Question

How do you find the vertex of a quadratic equation?

Answer 1

Hint:
Quadratic equation is also called a parabola. The vertex of a quadratic equation of parabola is nothing but the highest or the lowest point of the quadratic equation. In order to find the vertex of the quadratic equation which is represented as $a{x^2} + bx + c = y$ which is the standard form. And the vertex can be found by using the formula $\dfrac{{ - b}}{{2a}}$ for the $x$ coordinate.

Complete Step by Step Solution:
Quadratic equation is also called as parabola which can be represented in the form of an equation as $a{x^2} + bx + c = y$
Where $x$ and $y$ are coordinates of $x$ and $y$ axis respectively
$a,b,c$ are constants.
Vertex of the quadratic equation is nothing but the highest or the lowest point of the quadratic equation. Which is as shown in the below diagram.

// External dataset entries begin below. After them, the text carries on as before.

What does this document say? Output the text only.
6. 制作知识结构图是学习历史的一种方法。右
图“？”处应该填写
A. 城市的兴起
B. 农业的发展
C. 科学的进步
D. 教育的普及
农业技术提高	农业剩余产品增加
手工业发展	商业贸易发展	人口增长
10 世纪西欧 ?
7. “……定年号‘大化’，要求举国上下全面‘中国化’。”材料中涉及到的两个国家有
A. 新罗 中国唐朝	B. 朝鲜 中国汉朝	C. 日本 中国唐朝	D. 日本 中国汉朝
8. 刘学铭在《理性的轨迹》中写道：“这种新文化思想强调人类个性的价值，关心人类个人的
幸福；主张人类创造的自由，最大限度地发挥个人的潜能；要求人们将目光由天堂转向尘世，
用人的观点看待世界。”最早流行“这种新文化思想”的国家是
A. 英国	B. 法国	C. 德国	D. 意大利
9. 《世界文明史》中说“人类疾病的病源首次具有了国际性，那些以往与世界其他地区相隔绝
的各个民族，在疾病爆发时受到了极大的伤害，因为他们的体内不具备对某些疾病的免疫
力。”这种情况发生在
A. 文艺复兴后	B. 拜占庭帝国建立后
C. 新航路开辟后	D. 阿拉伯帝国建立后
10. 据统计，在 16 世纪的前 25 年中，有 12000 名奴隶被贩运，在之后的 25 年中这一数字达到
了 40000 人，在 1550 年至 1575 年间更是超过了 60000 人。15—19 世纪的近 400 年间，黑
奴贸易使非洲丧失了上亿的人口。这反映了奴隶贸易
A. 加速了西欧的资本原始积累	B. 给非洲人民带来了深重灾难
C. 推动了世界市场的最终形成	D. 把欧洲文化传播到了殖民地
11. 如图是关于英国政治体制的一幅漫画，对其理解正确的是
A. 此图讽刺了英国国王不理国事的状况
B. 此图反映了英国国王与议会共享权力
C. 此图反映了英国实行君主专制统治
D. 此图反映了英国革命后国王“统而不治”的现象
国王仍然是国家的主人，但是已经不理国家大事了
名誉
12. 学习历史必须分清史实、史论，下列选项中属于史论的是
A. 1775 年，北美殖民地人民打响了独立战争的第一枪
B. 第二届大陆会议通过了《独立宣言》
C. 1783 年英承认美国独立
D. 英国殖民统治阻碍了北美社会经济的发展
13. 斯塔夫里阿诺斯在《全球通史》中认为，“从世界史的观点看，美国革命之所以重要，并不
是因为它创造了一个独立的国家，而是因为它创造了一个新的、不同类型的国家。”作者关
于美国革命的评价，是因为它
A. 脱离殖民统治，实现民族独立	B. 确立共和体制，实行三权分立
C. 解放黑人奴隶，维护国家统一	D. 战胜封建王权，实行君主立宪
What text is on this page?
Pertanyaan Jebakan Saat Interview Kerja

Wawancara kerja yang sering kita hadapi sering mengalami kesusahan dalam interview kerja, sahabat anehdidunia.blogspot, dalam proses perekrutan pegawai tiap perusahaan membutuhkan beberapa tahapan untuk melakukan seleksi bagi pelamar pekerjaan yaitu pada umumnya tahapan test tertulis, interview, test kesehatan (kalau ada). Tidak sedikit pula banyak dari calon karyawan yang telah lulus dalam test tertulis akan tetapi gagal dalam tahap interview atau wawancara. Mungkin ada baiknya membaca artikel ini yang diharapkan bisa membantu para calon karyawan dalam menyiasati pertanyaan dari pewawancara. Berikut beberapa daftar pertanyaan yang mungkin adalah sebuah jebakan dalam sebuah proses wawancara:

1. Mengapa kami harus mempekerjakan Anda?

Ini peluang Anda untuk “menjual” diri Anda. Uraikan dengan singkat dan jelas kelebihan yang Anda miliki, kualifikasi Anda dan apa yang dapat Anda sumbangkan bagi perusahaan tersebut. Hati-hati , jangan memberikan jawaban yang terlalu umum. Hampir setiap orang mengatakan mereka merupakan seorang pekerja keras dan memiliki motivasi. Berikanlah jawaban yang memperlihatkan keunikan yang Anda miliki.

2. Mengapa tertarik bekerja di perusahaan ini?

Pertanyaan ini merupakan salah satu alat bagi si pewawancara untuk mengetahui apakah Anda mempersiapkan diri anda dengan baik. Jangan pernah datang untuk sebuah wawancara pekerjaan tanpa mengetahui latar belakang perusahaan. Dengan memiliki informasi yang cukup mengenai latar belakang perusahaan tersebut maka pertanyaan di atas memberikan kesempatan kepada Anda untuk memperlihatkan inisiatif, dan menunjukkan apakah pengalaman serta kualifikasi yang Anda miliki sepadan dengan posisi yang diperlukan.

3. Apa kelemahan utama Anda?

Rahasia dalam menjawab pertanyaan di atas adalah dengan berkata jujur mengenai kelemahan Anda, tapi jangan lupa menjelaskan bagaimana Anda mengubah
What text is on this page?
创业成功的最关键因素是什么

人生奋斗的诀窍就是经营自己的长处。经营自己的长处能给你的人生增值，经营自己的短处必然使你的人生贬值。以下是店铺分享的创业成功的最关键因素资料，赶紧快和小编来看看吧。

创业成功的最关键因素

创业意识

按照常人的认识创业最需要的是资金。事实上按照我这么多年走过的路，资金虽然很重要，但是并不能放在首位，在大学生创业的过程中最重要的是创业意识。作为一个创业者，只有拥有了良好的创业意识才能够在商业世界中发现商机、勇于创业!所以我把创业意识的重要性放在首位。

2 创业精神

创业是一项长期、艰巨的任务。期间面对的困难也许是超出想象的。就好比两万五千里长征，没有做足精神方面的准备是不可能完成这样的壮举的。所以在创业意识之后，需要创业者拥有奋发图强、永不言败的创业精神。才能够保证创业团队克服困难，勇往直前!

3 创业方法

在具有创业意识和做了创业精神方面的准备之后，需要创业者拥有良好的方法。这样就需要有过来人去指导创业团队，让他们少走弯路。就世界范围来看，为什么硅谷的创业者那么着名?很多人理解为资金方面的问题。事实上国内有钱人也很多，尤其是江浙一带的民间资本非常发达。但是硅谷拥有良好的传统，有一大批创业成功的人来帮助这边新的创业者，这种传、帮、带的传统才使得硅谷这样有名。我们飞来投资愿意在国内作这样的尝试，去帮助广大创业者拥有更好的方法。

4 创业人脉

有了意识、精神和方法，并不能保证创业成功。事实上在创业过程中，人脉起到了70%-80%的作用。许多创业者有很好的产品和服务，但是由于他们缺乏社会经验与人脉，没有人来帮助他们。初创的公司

The above diagram shows a rough sketch of a parabola and the vertex is as shown.
There are some steps to be followed to find the vertex of a quadratic equation.
Step 1: First step is to have a quadratic equation in the form of $a{x^2} + bx + c = y$ .
Step 2: Now, try to calculate the vertex by using the formula $\dfrac{{ - b}}{{2a}}$ for x coordinate.
Step 3: Now to calculate y coordinate, substitute the value of x you got from the step 2 in the given equation, and solve for y coordinate.

Note:
In the quadratic equation you get only one vertex that is a higher vertex or the lower vertex of a parabola. Only if they give complex problems then you get both in the same graph. While finding out the vertex of the quadratic equation be careful while taking the constant terms.